Mijn grootste angst: m'n tweede zoon ook verliezen
Een ambulance rit van twee uur
Dit is deel 2 van mijn bevallingsverhaal:
Mijn man stapte bij mijn broer in de auto en ze reden achter de ambulance van Mex aan. Via WhatsApp hielden we elkaar op de hoogte. De arts legde uit dat het belangrijk was dat Mex zo snel en veilig mogelijk naar Nijmegen vervoerd zou worden. Ik kon aan niets anders denken.
Met loeiende sirenes verliet mijn pasgeboren zoon het ziekenhuis. Een rit van twee uur in de ambulance. Omdat het artsenteam mee moest, was er geen plek voor ons in de ambulance. Voor mij werd een andere ambulance besteld, maar omdat ik geen spoedgeval was, moest ik wachten.
Ondanks mijn positieve instelling overheerste mijn grootste angst: mijn tweede zoon ook verliezen. Dat kon toch niet mogelijk zijn? Maar het voelde zo dichtbij.

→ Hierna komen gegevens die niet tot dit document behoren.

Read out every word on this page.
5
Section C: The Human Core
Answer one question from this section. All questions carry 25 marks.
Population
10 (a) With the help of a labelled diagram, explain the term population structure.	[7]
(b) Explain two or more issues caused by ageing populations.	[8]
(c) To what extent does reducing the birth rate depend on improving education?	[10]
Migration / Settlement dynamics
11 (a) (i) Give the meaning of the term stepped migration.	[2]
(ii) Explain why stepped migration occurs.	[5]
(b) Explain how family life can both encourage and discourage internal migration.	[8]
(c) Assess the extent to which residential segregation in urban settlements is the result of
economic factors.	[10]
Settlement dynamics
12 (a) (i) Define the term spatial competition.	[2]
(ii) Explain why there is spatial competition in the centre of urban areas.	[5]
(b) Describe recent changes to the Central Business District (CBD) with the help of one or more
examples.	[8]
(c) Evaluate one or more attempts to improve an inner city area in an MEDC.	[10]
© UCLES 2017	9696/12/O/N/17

Al snel reed er een brancard met twee ambulancemedewerkers mijn kamer in. Gelukkig, want ik zag erg op tegen de rit. Mijn ruggenprik was uitgewerkt en de pijnstillers werkten nog niet. Ik word snel wagenziek, en dan liggend, achteruit vervoerd worden met enorme pijn was onvoorstelbaar, zowel fysiek als mentaal. Maar ondanks alles wilde ik zo snel mogelijk bij Mex op de NICU zijn.
Niet lang nadat ik een berichtje van mijn man kreeg dat Mex de rit goed had doorstaan en inmiddels op de NICU lag, reden wij Nijmegen binnen. “Nog twee minuten,” zei de chauffeur. Ik telde af.
Het was inmiddels nacht toen we aankwamen in een verlaten ziekenhuis. Door een lange gang, met de lift omhoog, kwamen we aan op de NICU. Mex lag in een eigen kamertje, dat bijna op een operatiekamer leek met zoveel apparatuur en personeel dat zich over hem bekommerde. Vanaf dat moment noemde het personeel mij ‘de mama van Mex’. Tot op de dag van vandaag weet ik niet of ze mijn voornaam kennen..
De mama van Mex, wat een prachtige eretitel
Nieuw ziekenhuis, nieuw personeel, en dus opnieuw de vraag of Mex ons eerste kindje was. Weer het antwoord dat Mex een broertje Sem had, maar dat hij na een spoedkeizersnede en acute loslating van mijn placenta overleden was. Weer uitleg waarom Mex met 35,5 weken gepland geboren is.
Weer veel verbazing en compassie. “Dat jullie dit nu ook moeten meemaken,” zeiden ze. Maar ik kon alleen maar denken: “Hij is er, Mex is zo sterk, ze gaan hem hier beter maken.” Maar stiekem wist ik dat ik blufte. Alles was nog onzeker: zijn toekomst, onze toekomst. Eerst de operatie afwachten.
Dat zijn hernia diafragmatica niet gezien is tijdens de vele echo’s, wekelijkse controles en maand ziekenhuisopname vooraf, is een wonder. Dit kon maar één verklaring hebben: dat de hernia heel klein is en zijn darmen nog maar kort geleden in zijn ribbenkast zitten. Laat dat positief zijn!